Building MatchWise🃏: Turning a 1B Model into a Tiny Game Director
When I started building MatchWise, the idea was simple:
What if a memory card game could keep creating new learning boards forever?
Most memory games are static. You flip a few cards, match the pairs, and eventually the board repeats. That is fun for a few minutes, but it rarely feels alive.
I wanted MatchWise to feel different. I wanted the game to behave like a tiny AI game director sitting behind the board, deciding what the next theme should be, what the player should memorize, when the game should become harder, and when the player has must face a challenge.
The result is MatchWise, an AI-powered educational memory game built with Gradio, MiniCPM5-1B-GGUF, and llama.cpp. It is a small game, powered by a small model, but the model is not just decoration. It is part of the gameplay loop.
I also wanted the build process itself to reflect the same idea that small, practical AI systems helping at the right moments. I used Codex as a coding partner while building the app, especially when the project grew from a simple card-flip prototype into a full game loop with state management, leaderboard persistence, local model inference, validation, and custom frontend behavior.
The Core Idea
MatchWise starts like a familiar memory game.
You see a board of emoji cards. You get a short preview timer. The cards flip down. Then you try to match each pair from memory.
But the important difference is that the levels are not fixed.
Instead of hand-authoring a long list of boards, MatchWise asks a local small language model to help create fresh learning content as the player progresses. The model helps generate level themes, titles, messages, facts, and challenge content.
A board might start with simple themes like:
- school supplies
- garden plants
- weather signs
- musical instruments
- kitchen tools
Then the game continues creating new boards as the session goes on.
That made the project interesting: I was not just building a memory game. I was building a small AI system that had to behave like a reliable game designer.
Why a Memory Game?
Memory games are easy to understand, but they can still become surprisingly deep.
For kids, they combine several useful skills:
- visual attention
- short-term memory
- pattern recognition
- patience
- careful observation
I wanted the game to stay playful, not feel like a quiz app wearing a game costume.
So the normal levels are still simple and physical: look, remember, flip, match.
The learning layer is lightweight. The player sees themed boards, short educational messages, and simple facts without being forced into a lecture.

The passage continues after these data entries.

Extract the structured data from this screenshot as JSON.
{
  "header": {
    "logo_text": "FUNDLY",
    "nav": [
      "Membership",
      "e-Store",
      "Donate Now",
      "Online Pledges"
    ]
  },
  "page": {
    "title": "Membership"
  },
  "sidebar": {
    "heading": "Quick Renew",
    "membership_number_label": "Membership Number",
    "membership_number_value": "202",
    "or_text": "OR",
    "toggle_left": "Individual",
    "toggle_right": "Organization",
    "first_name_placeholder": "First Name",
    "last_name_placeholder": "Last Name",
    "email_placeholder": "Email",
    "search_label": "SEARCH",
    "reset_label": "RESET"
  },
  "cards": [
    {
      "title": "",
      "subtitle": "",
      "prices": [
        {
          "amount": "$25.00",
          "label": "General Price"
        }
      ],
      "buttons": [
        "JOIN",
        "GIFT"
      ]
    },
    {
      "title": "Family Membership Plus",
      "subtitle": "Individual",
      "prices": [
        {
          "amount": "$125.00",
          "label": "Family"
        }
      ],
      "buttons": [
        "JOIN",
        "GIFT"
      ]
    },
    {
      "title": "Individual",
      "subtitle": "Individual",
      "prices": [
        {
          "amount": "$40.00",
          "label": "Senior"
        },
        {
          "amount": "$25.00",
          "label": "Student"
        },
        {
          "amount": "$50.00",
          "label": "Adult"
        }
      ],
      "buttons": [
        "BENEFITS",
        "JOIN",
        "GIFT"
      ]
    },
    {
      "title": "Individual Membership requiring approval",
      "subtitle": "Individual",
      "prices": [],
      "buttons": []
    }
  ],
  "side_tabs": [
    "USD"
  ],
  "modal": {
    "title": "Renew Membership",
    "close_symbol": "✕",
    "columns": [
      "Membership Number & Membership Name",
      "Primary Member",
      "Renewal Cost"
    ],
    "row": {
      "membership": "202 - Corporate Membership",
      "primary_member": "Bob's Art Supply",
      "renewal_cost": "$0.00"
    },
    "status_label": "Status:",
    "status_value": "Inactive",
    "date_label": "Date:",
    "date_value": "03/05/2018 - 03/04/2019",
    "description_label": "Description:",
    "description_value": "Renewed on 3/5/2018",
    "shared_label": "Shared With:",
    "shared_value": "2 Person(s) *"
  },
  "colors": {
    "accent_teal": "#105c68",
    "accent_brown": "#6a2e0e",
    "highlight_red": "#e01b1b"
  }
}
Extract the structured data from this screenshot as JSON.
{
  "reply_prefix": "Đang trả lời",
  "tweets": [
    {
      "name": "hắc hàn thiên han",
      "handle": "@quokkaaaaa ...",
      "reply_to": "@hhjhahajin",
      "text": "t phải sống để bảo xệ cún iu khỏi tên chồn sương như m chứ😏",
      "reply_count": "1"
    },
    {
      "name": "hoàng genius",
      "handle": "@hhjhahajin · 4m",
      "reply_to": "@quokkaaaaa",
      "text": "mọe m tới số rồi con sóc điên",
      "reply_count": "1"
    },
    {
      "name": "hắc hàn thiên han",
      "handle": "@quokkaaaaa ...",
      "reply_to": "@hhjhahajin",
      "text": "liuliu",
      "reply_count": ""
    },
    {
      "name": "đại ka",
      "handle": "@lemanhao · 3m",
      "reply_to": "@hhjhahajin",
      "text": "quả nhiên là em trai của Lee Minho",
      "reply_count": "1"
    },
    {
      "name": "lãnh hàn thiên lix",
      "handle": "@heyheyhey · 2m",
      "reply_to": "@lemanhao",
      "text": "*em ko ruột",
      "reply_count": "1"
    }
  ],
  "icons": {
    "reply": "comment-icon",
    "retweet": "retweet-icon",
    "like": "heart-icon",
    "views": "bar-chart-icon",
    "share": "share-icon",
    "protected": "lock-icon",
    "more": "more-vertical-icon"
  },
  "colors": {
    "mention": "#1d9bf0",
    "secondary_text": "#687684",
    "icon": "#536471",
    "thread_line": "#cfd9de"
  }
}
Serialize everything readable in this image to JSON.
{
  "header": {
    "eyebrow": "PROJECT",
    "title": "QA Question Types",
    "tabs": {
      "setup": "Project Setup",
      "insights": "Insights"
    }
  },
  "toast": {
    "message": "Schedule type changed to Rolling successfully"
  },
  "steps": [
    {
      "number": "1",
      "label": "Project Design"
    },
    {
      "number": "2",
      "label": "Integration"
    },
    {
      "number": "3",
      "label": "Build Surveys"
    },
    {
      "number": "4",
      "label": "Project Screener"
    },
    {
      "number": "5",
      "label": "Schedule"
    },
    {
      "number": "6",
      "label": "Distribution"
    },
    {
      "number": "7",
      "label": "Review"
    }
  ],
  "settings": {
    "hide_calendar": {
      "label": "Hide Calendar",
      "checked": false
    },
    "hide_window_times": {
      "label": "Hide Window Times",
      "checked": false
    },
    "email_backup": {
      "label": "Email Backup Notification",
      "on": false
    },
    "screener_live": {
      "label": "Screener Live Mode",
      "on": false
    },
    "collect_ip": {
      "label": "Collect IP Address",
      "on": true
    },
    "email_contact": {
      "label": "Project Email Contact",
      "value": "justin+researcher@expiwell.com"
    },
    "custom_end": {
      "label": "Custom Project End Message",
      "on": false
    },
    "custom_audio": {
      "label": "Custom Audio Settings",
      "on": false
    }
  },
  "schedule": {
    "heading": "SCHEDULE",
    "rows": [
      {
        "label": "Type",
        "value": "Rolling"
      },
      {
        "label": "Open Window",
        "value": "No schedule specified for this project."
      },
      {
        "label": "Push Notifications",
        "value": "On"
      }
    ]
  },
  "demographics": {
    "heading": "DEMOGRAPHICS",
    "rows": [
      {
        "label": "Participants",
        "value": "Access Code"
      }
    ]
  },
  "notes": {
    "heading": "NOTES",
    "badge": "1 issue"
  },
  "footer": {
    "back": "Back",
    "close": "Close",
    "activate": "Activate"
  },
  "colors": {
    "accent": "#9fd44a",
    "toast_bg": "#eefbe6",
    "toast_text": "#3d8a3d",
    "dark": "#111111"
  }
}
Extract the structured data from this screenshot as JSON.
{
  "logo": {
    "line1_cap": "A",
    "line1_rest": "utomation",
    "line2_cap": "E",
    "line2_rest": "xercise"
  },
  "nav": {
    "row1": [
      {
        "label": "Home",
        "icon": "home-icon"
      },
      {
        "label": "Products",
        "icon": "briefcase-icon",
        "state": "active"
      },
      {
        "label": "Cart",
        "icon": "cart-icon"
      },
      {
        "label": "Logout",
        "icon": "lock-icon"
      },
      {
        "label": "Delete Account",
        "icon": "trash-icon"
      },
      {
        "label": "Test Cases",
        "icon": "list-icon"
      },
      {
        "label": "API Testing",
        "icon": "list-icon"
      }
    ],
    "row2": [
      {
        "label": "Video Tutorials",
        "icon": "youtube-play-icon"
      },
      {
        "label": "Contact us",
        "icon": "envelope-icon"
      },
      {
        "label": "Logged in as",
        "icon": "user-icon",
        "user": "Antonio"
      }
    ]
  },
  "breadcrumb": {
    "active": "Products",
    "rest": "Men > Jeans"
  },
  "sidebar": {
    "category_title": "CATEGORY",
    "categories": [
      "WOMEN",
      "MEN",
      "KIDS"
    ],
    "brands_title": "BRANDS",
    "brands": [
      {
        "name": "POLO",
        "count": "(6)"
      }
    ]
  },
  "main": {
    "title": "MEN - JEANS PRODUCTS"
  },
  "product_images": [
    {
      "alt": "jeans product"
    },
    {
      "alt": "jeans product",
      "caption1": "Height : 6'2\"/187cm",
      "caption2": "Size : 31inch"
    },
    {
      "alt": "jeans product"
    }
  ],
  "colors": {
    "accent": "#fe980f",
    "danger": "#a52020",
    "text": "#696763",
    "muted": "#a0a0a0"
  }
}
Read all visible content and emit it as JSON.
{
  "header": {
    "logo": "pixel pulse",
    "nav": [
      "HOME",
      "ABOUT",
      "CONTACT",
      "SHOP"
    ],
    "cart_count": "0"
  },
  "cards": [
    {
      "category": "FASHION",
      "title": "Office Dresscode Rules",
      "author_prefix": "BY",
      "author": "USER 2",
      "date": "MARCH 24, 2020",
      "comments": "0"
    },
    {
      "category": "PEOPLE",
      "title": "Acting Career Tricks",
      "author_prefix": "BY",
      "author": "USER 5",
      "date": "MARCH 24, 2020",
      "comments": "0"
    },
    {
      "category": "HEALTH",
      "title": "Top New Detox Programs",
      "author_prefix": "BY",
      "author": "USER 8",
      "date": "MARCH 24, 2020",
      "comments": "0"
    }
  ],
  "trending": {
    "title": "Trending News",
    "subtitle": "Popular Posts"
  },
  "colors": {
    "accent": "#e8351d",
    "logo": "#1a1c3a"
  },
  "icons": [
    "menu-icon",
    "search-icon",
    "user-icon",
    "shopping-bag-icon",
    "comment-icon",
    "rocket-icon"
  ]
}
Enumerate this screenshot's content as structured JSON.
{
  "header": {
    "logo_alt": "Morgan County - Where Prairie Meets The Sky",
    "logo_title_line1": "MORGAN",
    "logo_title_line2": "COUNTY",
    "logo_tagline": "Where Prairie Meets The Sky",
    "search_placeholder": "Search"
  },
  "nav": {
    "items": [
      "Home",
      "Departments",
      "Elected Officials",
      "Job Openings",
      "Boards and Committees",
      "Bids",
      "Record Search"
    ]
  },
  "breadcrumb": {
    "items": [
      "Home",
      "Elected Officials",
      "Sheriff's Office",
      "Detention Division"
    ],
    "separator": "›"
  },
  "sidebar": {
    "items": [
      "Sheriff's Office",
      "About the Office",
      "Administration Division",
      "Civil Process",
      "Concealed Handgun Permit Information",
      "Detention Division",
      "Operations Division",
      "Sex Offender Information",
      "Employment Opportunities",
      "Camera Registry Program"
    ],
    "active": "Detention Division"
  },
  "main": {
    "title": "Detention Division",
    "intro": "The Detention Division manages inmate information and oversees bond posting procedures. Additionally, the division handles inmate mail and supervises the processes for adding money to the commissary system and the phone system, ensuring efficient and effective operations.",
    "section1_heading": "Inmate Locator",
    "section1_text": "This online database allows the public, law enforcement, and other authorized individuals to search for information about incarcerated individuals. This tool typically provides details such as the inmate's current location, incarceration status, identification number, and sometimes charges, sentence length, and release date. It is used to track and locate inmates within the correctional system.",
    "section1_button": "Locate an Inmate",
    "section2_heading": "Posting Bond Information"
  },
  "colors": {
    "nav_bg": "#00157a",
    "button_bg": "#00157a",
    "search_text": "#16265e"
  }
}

The game’s tagline became:
Learn. Remember. Progress.
That is exactly the loop I wanted.
The Performance Meter: Easy → Challenge Me
One of the biggest design changes was adding a session-wise Performance Meter.
The meter moves from:
Easy → Challenge Me
Instead of randomly throwing harder levels at the player, MatchWise watches how the player performs.
The game can consider things like:
- how quickly the level was completed
- how cleanly the player matched cards
- how many mistakes were made
- whether the player is building momentum
As the player performs better, the meter slowly moves toward Challenge Me.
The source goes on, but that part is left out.